19abr 2017
A+ A-
, ,

Concerto de Ano Novo em Euterpe

Wilhelm Gause: Baile no Palácio Imperial de Viena
Wilhelm Gause: Baile no Palácio Imperial de Viena

Pessoal, feliz ano novo! Em comemoração ao ano que se inicia, Euterpe oferece aos seus leitores um vibrante post-concerto de ano novo, inspirado no tradicional concerto que acontece em Viena sempre no primeiro dia do ano. Mas, como aqui no blog nós sempre misturamos um pouco de informação e teoria junto com a música, vamos aproveitar a oportunidade e dar uma olhada na Forma Seccionada.

As formas da música clássica

Para que o ouvinte possa acompanhar o discurso musical, toda música clássica segue uma forma pré-estabelecida, um script tipo receita de bolo que todo ouvinte deve (ou deveria) conhecer. São cinco formas básicas, quatro delas já devidamente apresentadas aqui no blog: a forma-sonata (e sua irmã, a forma-sonata de concerto), o tema com variações, a fuga e a forma livre (ou “a forma que segue uma historinha“). Faltava mesmo só um post para a forma mais simples de todas…

E o que é a forma seccionada?

Como o próprio nome indica, é uma forma baseada em seções independentes e contrastantes. Cada seção da música é identificada por uma letra, e assim surgem os AB, ABA, ABACA, ABACABA…

Por ser uma forma bastante simples, ela é muito utilizada em danças. Como por exemplo na Dança Húngara nº5 de Johannes Brahms, que segue o formato ABA:

Brahms publicou uma série de dez danças húngaras em 1869, e outras onze foram impressas somente em 1880. Originalmente as danças foram escritas para piano a quatro mãos; Brahms orquestrou as danças nºs 1, 3 e 10, e as demais foram orquestradas por vários outros compositores, incluindo até mesmo Dvorák! A orquestração mais famosa da dança nº 5 é de Martin Schmeling (1864-1943).

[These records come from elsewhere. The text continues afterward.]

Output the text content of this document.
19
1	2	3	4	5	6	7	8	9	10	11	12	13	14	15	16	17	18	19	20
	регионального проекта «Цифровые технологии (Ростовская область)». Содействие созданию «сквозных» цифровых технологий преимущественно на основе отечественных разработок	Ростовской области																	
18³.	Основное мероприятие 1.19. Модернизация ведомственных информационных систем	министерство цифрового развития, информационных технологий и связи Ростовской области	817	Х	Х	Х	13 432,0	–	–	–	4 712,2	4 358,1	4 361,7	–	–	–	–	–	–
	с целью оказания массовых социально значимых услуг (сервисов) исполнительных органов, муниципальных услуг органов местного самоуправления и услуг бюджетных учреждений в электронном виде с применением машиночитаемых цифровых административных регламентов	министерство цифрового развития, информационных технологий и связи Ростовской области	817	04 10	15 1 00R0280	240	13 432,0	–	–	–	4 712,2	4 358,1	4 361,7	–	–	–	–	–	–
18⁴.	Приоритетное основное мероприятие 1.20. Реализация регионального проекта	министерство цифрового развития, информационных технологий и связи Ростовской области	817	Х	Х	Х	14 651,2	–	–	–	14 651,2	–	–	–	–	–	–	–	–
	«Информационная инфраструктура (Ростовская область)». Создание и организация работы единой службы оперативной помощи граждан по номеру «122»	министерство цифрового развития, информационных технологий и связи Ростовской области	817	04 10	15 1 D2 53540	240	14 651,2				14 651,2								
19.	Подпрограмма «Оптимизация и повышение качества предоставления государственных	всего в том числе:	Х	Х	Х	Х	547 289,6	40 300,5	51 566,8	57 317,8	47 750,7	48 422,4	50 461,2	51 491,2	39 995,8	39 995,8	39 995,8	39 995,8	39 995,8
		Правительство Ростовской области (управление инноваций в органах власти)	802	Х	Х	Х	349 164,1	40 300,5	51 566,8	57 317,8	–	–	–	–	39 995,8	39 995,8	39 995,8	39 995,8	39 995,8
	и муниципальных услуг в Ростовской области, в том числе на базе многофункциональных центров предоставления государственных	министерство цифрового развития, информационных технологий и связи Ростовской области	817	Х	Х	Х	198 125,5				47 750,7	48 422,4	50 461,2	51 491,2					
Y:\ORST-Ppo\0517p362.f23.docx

Das 21 danças, apenas 3 são composições originais de Brahms (nºs 11, 14 e 16); todas as demais são inspiradas em melodias folclóricas ciganas ou canções húngaras. A melodia da dança nº5, por exemplo, vem da csárdás Bártfai emlék (Recordações de Bartfa) de Béla Kéler, como você mesmo pode conferir neste link, a 1:29 do vídeo.

O baile não pode parar!

Viena possui uma longa tradição em grandes bailes. Tanto que, no século XVIII, havia até um cargo específico na corte – o de Compositor de Câmara Imperial – cuja principal obrigação era a de escrever danças para os bailes do Palácio Imperial. Wolfgang Amadeus Mozart havia escrito uma centena de danças antes de assumir o cargo em 1787; nos quatro anos seguintes, ele escreveria mais uma centena.

Todas as suas 200 danças são peças curtinhas, de um a três minutos cada. As Seis Danças Alemãs K.509 não fogem à regra: cada uma delas tem seus dois minutinhos distribuídos numa forma ABAB bem simples. A obra, porém, tem um diferencial em relação às demais: as seis danças estão interligadas, sem pausa para os bailantes relaxarem. Confira na nossa vídeo-análise:

Diferente do minueto, uma dança de origem nobre, a dança alemã surgiu e se tornou popular nas classes sociais mais baixas, sendo logo adotada também pela nobreza. De ritmo mais rápido, seus passos exigiam um maior contato físico entre o par dançante, então você pode até imaginar os nobres mais idosos reclamando “dessa coisa imoral”…

A dança alemã evoluiu para a valsa vienense, explodindo uma pequena revolução na história da dança de salão. Antes dançava-se olhando para fora, coordenando os passos com os demais casais dançantes, tornando toda a dança um evento social por natureza. A valsa foi a primeira dança onde o casal dançava olhando face-a-face, virados um para o outro, girando independentes dos demais. Lord Byron, o famoso poeta inglês, escreveu até um poema criticando aquela nova dança escandalosa e anti-social (veja aqui, em inglês).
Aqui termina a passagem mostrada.